Kita mendapatkan kata degil dalam bacaan Injil. Dikisahkan oleh Penginjil Markus bahwa setelah Yesus menggandakan roti dan ikan dan memberi makan lima ribu orang lebih, Yesus naik sendirian ke atas bukit untuk bersyukur kepada Bapa dalam doa. Para murid mendahuluinya ke seberang danau yakni ke Betzaida dengan sebuah perahu. Pada malam itu perahu yang mereka tumpangi mengalami angin sakal. Para murid Yesus mengalami kesulitan untuk menyeberangi danau itu, meskipun jaraknya sebenarnya sangat dekat. Yesus mengetahui kesulitan yang sedang mereja alami. Pada jam tiga dini hari Yesus berjalan di atas air dan mencoba melewati perahu mereka. Pada saat yang sama mereka memiliki satu tambahan ketakutan selain angin sakal yakni mereka mengira Yesus adalah hantu sehingga mereka berteriak ketakutan.

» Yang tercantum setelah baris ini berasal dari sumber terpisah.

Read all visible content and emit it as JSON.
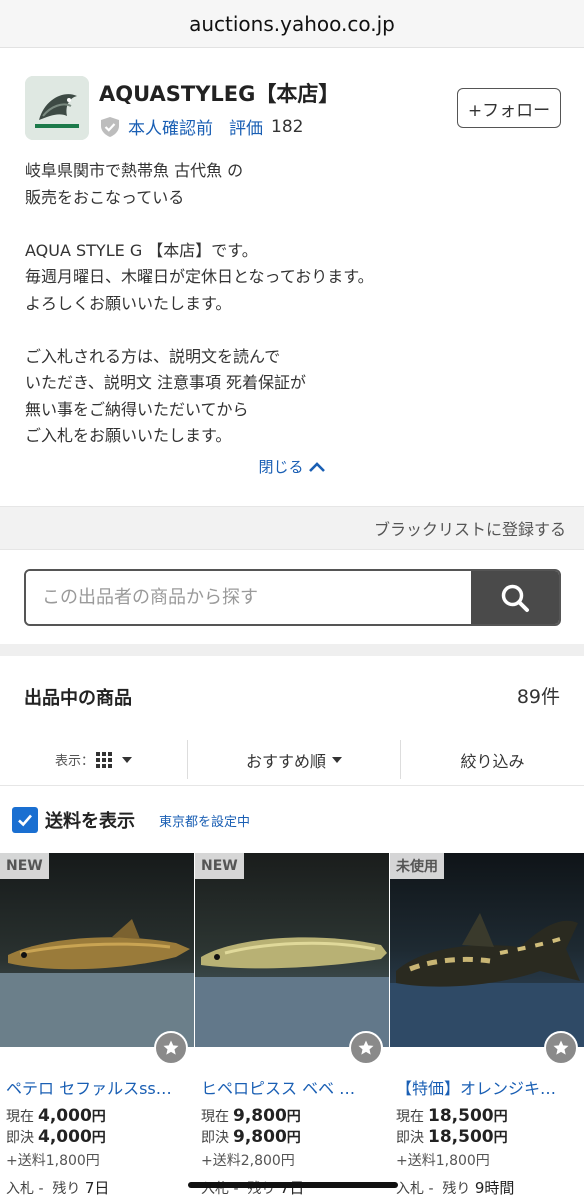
{
  "browser": {
    "url": "auctions.yahoo.co.jp"
  },
  "seller": {
    "name": "AQUASTYLEG【本店】",
    "verified": "本人確認前",
    "rating_label": "評価",
    "rating_value": "182",
    "follow_label": "+フォロー",
    "description_lines": [
      "岐阜県関市で熱帯魚 古代魚 の",
      "販売をおこなっている",
      "",
      "AQUA STYLE G 【本店】です。",
      "毎週月曜日、木曜日が定休日となっております。",
      "よろしくお願いいたします。",
      "",
      "ご入札される方は、説明文を読んで",
      "いただき、説明文 注意事項 死着保証が",
      "無い事をご納得いただいてから",
      "ご入札をお願いいたします。"
    ],
    "close_label": "閉じる"
  },
  "blacklist_label": "ブラックリストに登録する",
  "search": {
    "placeholder": "この出品者の商品から探す"
  },
  "listing": {
    "title": "出品中の商品",
    "count": "89件",
    "view_label": "表示：",
    "sort_label": "おすすめ順",
    "filter_label": "絞り込み"
  },
  "shipping": {
    "label": "送料を表示",
    "location": "東京都を設定中"
  },
  "products": [
    {
      "badge": "NEW",
      "title": "ペテロ セファルスss…",
      "current_label": "現在",
      "current": "4,000",
      "buyout_label": "即決",
      "buyout": "4,000",
      "unit": "円",
      "shipping": "+送料1,800円",
      "bids": "入札 -",
      "remaining_label": "残り",
      "remaining": "7日"
    },
    {
      "badge": "NEW",
      "title": "ヒペロピスス ベベ …",
      "current_label": "現在",
      "current": "9,800",
      "buyout_label": "即決",
      "buyout": "9,800",
      "unit": "円",
      "shipping": "+送料2,800円",
      "bids": "入札 -",
      "remaining_label": "残り",
      "remaining": "7日"
    },
    {
      "badge": "未使用",
      "title": "【特価】オレンジキ…",
      "current_label": "現在",
      "current": "18,500",
      "buyout_label": "即決",
      "buyout": "18,500",
      "unit": "円",
      "shipping": "+送料1,800円",
      "bids": "入札 -",
      "remaining_label": "残り",
      "remaining": "9時間"
    }
  ]
}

Tuhan Yesus menunjukkan diri-Nya dengan berkata kepada mereka: “Tenanglah! Aku ini, jangan takut!” (Mrk 6:50). Yesus naik ke dalam perahu dan perahu menjadi tenang. Angin berhenti, para murid heran, tercengang dan bingung dengan pengalaman ini. Meskipun sudah ada dua mukjizat besar yaitu penggandaan roti dan Yesus meredahkan angin sakal namun para murid belum juga mengerti, dan hati mereka tetap degil. Para murid yang setiap hari hidup bersama Yesus memiliki hati yang tetap degil. Tuhan Yesus sendirilah yang akan melembutkan hati mereka supaya menjadi hati yang mampu mengasihi.

Kisah para murid Yesus yang berhati degil adalah gambaran hidup kita semua sebagai manusia yang sedang hidup di hadirat Tuhan. Kita semua sudah mendapatkan anugerah-anugerah dari Tuhan namun hati kita tetaplah degil. Kita masih sulit bersyukur kepada Tuhan atas semua anugerah-Nya. Kita masih sulit mengasihi karena kasih Tuhan berlalu begitu saja di dalam hidup kita. Sama seperti para murid yang setiap hari tinggal bersama Yesus dan mereka lupa bahwa mereka sedang tinggal bersama Yesus. Kita juga ketika merasa dekat dengan Tuhan Yesus, akan cepat lupa sehingga hati kita degil. Kita juga berhati degil dalam hidup berkeluarga dan berkomunitas. Anak-anak sangat sulit untuk mendengar dan mentaati orang tuanya. Para suami dan istri tidak saling mendengar satu sama lain. Akibatnya adalah relasi di dalam keluarga hambar, tidak ada cinta yang cukup untuk menyatukan setiap pribadi di dalam keluarga.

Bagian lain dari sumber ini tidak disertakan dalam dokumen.